Dear Amy: My girlfriend, “Jean,” and I have been together for 18 months.
Prior to our meeting, she had been divorced from “Robert” for six months.
There is still a large picture of Jean and Robert adorning the living room wall of Jean’s mother’s home.
I find it insulting to both me and to Jean, and I interpret it as crusty Mom’s way of saying that she isn’t crazy about Jean having divorced, and that she wishes Jean was still with Robert – and not me.
Jean says that I’m being oversensitive. She says that the photo doesn’t mean a thing.
What’s your take? Should I just drop it?
– Feeling Insulted
Dear Insulted: Although I think that you could be right about Mom’s motivation for displaying this picture, you are not in a position to do anything about it. “Jean” should at least acknowledge that this bothers you.
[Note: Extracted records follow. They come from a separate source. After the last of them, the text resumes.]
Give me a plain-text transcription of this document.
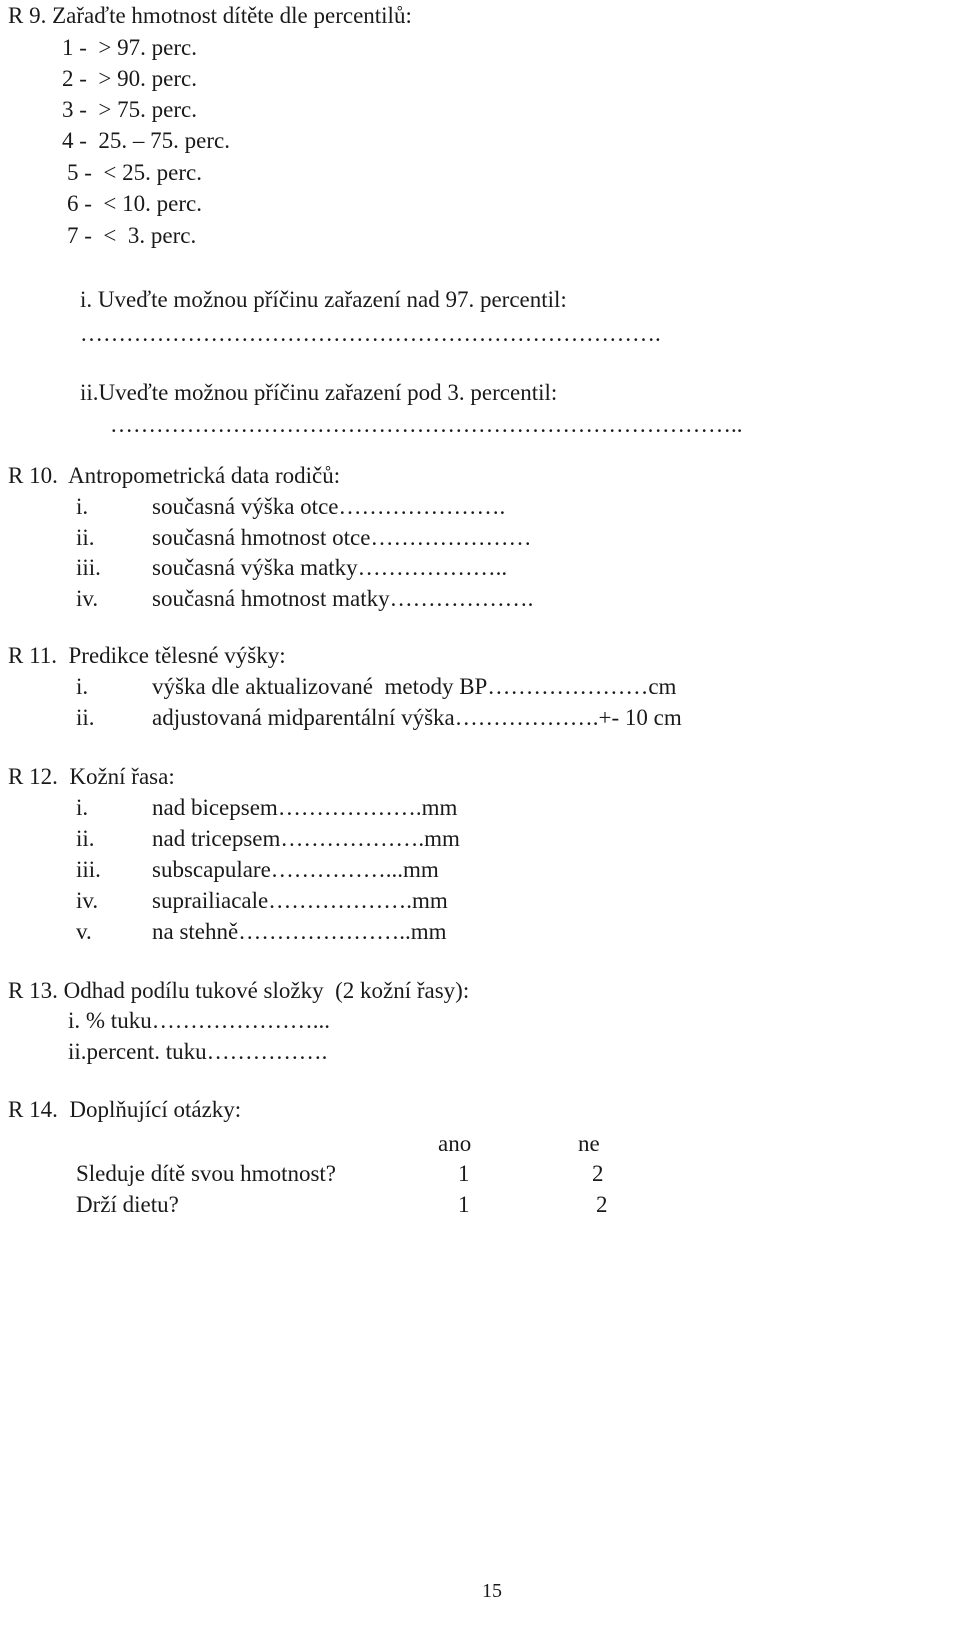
R 9. Zařaďte hmotnost dítěte dle percentilů:
1 -  > 97. perc.
2 -  > 90. perc.
3 -  > 75. perc.
4 -  25. – 75. perc.
5 -  < 25. perc.
6 -  < 10. perc.
7 -  <  3. perc.
i. Uveďte možnou příčinu zařazení nad 97. percentil:
………………………………………………………………….
ii.Uveďte možnou příčinu zařazení pod 3. percentil:
………………………………………………………………………..
R 10.  Antropometrická data rodičů:
i.	současná výška otce………………….
ii. současná hmotnost otce…………………
iii. současná výška matky………………..
iv. současná hmotnost matky……………….
R 11.  Predikce tělesné výšky:
i.	výška dle aktualizované  metody BP…………………cm
ii. adjustovaná midparentální výška……………….+- 10 cm
R 12.  Kožní řasa:
i.	nad bicepsem……………….mm
ii. nad tricepsem……………….mm
iii. subscapulare……………...mm
iv. suprailiacale……………….mm
v.	na stehně…………………..mm
R 13. Odhad podílu tukové složky  (2 kožní řasy):
i. % tuku…………………...
ii.percent. tuku…………….
R 14.  Doplňující otázky:
ano	ne
Sleduje dítě svou hmotnost?	1	2
Drží dietu?	1	2
15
If the photo doesn’t mean anything, perhaps it should be taken down.
If you and Jean find yourselves in a long-term, committed relationship – and certainly if you decide to marry – then Jean should ask her mother to remove the picture out of the common area, and she should do so, no matter how crusty she is.
…
Dear Amy: I had tears in my eyes when I read the letter from “Stuck in the Mud,” the sophomore girl who had unintentionally made friends with a “weird” kid in high school and didn’t know how to handle it.
My son is a freshman in high school and could be described in a very similar manner. He’s the “weird” kid. He has Asperger’s syndrome.
Asperger’s is often described as social autism, and kids who are affected are incredibly bad at picking up social cues that everyone else figures out on their own, at a very early age. In our particular instance, my boy has no interest in other people and only interacts with others when he needs something. He truly does not understand the needs that most people (especially girls) have to be social.
I know that others view my son as weird and strange, even though he has a tremendous IQ. I try not to let it bother me, as it truly doesn’t bother him. But other kids with this affliction want to have friends but don’t know how.
I admire this girl for at least having the courage to be nice to this boy – most high schoolers are so worried about what other people think that they won’t break away from the herd and do the right thing.
I hope that she continues to be nice to him, knowing that she doesn’t have to become his social “mother,” but treating him in a way that any kind human being should.
– Lorrie
Dear Lorrie: I heard from many mothers of Asperger’s kids, who described the syndrome as you do and also wanted to offer “Stuck in the Mud” encouragement and support.
An important aspect of maturing is the realization that all people are different, with varying backgrounds, motivations and social skills.
It costs nothing to be kind, but kindness is a special currency.
Once you spend it, it has a way of being returned to you – with interest.